Cerca de 73% dos brasileiros consideraram que a democracia está em risco no PaísReprodução/ TSE
As informações constam de estudo que entrevistou 23.586 pessoas sobre questões internacionais e mundiais, assim como ameaças e segurança.
Com relação às principais ameaças que os entrevistados enxergam na atualidade, as respostas dos brasileiros seguiram a percepção global: 75% dos cidadãos do Brasil veem risco real de disseminação de desinformação; 70% enxergam o hackeamento como uma ameaça real. A média global para os dois temas foi de 77%.
Segundo o estudo, 80% dos entrevistados consideram que o mundo está mais perigoso. A percepção dos brasileiros ficou um pouco abaixo da média, mas ainda alta, de 72%. Nesse cenário, 83% dos que participaram da pesquisa consideram que é importante, para seus respectivos países, manterem uma força de defesa nacional sólida, mesmo em tempos de paz. No Brasil, 79% concordaram com tal avaliação.

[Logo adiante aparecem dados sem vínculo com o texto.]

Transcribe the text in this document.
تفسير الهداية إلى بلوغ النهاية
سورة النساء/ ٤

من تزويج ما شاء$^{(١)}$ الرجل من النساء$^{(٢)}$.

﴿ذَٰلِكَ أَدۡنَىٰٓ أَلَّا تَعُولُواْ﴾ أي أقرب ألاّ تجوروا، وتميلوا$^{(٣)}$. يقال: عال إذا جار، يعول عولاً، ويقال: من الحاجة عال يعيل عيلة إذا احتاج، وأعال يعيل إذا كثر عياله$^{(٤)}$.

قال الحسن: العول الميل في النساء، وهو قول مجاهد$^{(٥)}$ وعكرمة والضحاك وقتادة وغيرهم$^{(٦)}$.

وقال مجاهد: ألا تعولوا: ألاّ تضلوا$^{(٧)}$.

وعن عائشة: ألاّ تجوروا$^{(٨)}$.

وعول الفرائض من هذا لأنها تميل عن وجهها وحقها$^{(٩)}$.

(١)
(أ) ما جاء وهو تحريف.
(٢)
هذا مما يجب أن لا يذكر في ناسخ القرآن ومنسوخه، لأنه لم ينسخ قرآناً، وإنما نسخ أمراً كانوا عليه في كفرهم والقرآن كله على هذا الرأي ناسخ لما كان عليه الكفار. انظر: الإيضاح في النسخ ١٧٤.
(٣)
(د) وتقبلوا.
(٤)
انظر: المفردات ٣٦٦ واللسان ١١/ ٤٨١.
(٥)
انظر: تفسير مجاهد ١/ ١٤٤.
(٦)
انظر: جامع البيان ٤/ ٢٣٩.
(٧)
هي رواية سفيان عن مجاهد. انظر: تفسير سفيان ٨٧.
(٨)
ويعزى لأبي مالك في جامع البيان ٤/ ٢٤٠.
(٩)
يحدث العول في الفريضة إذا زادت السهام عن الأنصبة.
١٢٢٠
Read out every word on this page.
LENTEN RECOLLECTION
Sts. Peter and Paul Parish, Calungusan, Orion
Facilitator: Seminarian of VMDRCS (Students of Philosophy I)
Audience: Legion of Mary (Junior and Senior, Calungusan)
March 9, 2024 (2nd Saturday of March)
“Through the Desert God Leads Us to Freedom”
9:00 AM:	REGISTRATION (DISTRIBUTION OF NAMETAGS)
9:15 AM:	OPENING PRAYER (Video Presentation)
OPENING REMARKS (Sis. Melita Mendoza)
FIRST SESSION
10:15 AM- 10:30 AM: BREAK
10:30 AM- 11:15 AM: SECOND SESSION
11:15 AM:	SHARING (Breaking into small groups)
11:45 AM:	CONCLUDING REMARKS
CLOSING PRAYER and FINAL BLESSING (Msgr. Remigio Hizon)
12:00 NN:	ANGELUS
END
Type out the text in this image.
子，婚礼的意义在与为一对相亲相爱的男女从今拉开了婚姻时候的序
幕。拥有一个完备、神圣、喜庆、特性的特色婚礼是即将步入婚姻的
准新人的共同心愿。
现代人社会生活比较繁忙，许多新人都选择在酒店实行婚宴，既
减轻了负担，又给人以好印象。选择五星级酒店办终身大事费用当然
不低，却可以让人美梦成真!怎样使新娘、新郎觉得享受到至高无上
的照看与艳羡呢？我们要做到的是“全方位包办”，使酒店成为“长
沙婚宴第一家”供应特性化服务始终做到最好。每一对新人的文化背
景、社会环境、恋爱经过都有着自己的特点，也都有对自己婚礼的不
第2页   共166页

Um total de 60% dos entrevistados ainda entende que os governos precisam gastar mais com a força militar de seus países, "diante dos perigos do mundo". De outro lado, 64% consideram que o poder econômico é mais importante que o militar em termos de contexto mundial. A avaliação dos brasileiros sobre o mesmo tema ficou em 59%.
Também foi avaliada a percepção sobre eventual risco de sistemas de defesa baseados em inteligência artificial se tornarem uma ameaça: 62% dos entrevistados consideraram tal possibilidade, mesmo porcentual observado entre brasileiros.
Outra seção da pesquisa revelou a opinião dos brasileiros sobre democracia e a posição do País no contexto global. Conforme a Ipsos, 59% dos entrevistados consideraram o País como um bom exemplo de democracia, um aumento de 5 pontos porcentuais em relação a 2024. Por outro lado, 73% dos brasileiros consideraram que a democracia está em risco no País - mesmo número observado, por exemplo, entre habitantes dos Estados Unidos que responderam à pesquisa.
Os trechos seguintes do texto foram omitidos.